Overwhelmed with the pace and scale of the change, yes. With the thousands of details that got crushed into what some days felt like an impossibly small time frame. With the free-fall feeling I imagine everyone experiences when they really, truly have to be an adult for the first time and they're not at all confident the proverbial wings they're spreading will operate as intended.

But also overwhelmed with goodness.

With the love and generosity of so many people who welcomed me back with open arms and helped me accomplish what I would not have been able to on my own. With the warm familiarity of roads I've driven and trails I've run and places I've known since I was a kid. With an unshakeable peace that comes from knowing that I am exactly, exactly, exactly where God wants me to be — and how kind of Him to make it home for me, in spite of me.

shoutout my iPhone

shoutout my iPhone

So, in conclusion: I am in Austin, God is good, and I will continue blogging away from here on out, just with slightly different content than my usual during this transition period.

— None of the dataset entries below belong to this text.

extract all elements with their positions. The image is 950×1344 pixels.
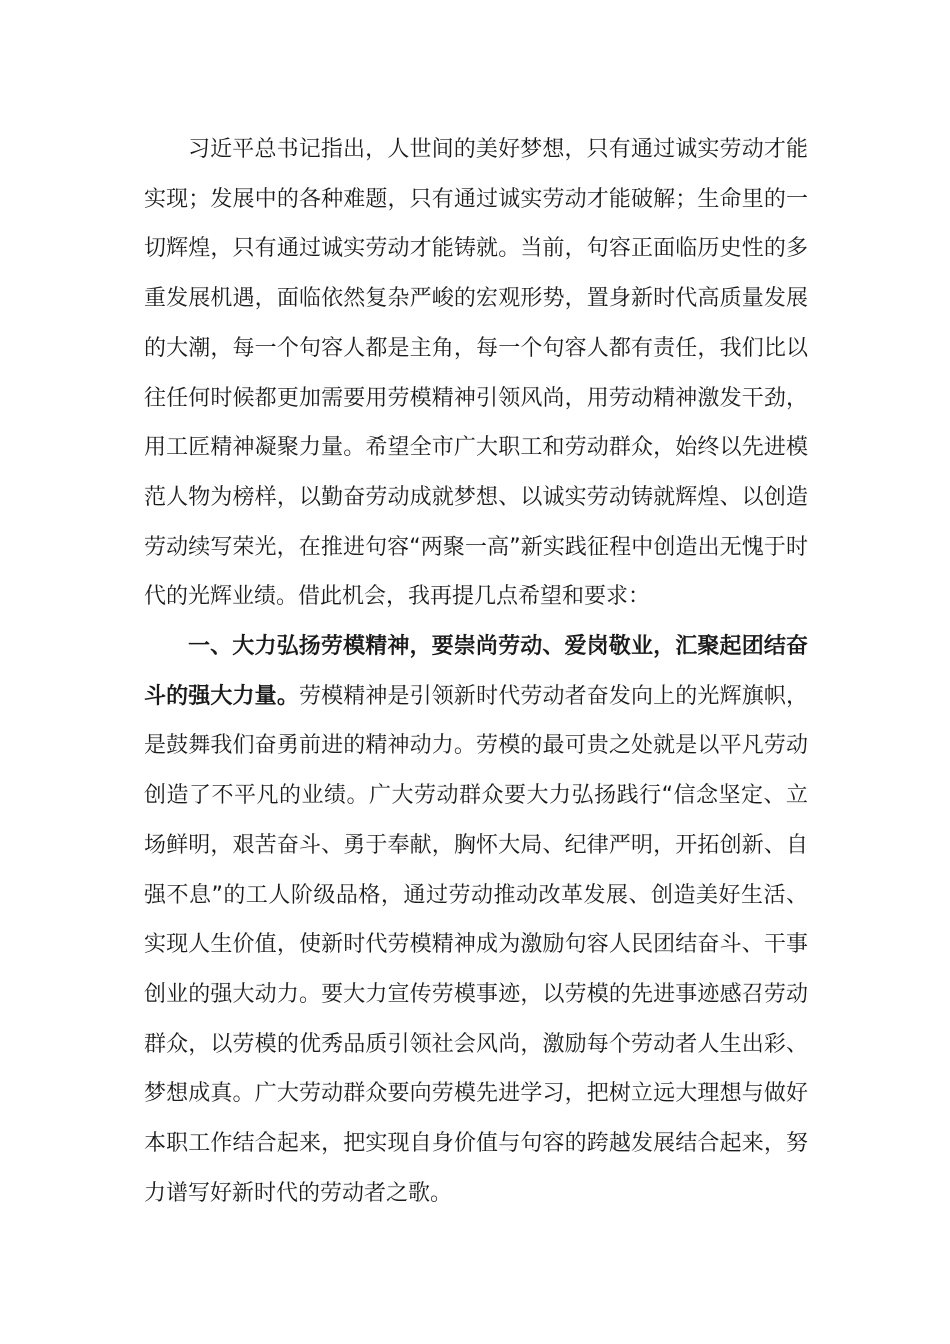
section-one-text: 劳模精神是引领新时代劳动者奋发向上的光辉旗帜，是鼓舞我们奋勇前进的精神动力。劳模的最可贵之处就是以平凡劳动创造了不平凡的业绩。广大劳动群众要大力弘扬践行“信念坚定、立场鲜明，艰苦奋斗、勇于奉献，胸怀大局、纪律严明，开拓创新、自强不息”的工人阶级品格，通过劳动推动改革发展、创造美好生活、实现人生价值，使新时代劳模精神成为激励句容人民团结奋斗、干事创业的强大动力。要大力宣传劳模事迹，以劳模的先进事迹感召劳动群众，以劳模的优秀品质引领社会风尚，激励每个劳动者人生出彩、梦想成真。广大劳动群众要向劳模先进学习，把树立远大理想与做好本职工作结合起来，把实现自身价值与句容的跨越发展结合起来，努力谱写好新时代的劳动者之歌。: [144, 683, 808, 1206]
document-body: [144, 125, 808, 1218]
section-one-heading: 一、大力弘扬劳模精神，要崇尚劳动、爱岗敬业，汇聚起团结奋斗的强大力量。: [144, 634, 808, 709]
paragraph-intro: [144, 125, 808, 622]
paragraph-intro-text: 习近平总书记指出，人世间的美好梦想，只有通过诚实劳动才能实现；发展中的各种难题，只有通过诚实劳动才能破解；生命里的一切辉煌，只有通过诚实劳动才能铸就。当前，句容正面临历史性的多重发展机遇，面临依然复杂严峻的宏观形势，置身新时代高质量发展的大潮，每一个句容人都是主角，每一个句容人都有责任，我们比以往任何时候都更加需要用劳模精神引领风尚，用劳动精神激发干劲，用工匠精神凝聚力量。希望全市广大职工和劳动群众，始终以先进模范人物为榜样，以勤奋劳动成就梦想、以诚实劳动铸就辉煌、以创造劳动续写荣光，在推进句容“两聚一高”新实践征程中创造出无愧于时代的光辉业绩。借此机会，我再提几点希望和要求：: [144, 137, 808, 610]
paragraph-section-one: [144, 622, 808, 1218]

P.S. If you're disappointed when you pull up a Monday post and it's not about sports, just look at it this way: that free-fall thing I mentioned about me trying to adult (a verb, yes) is kind of like skydiving! Which is an extreme sport! So reading my posts will be like an inside look at the extreme sport of skydiving as paralleled by my life! "Will the chute open or not?" *Cut to me crying while trying to set up some kind of insurance, probably. "Tune in next Monday to find out!" Totally the same thing. Perfect.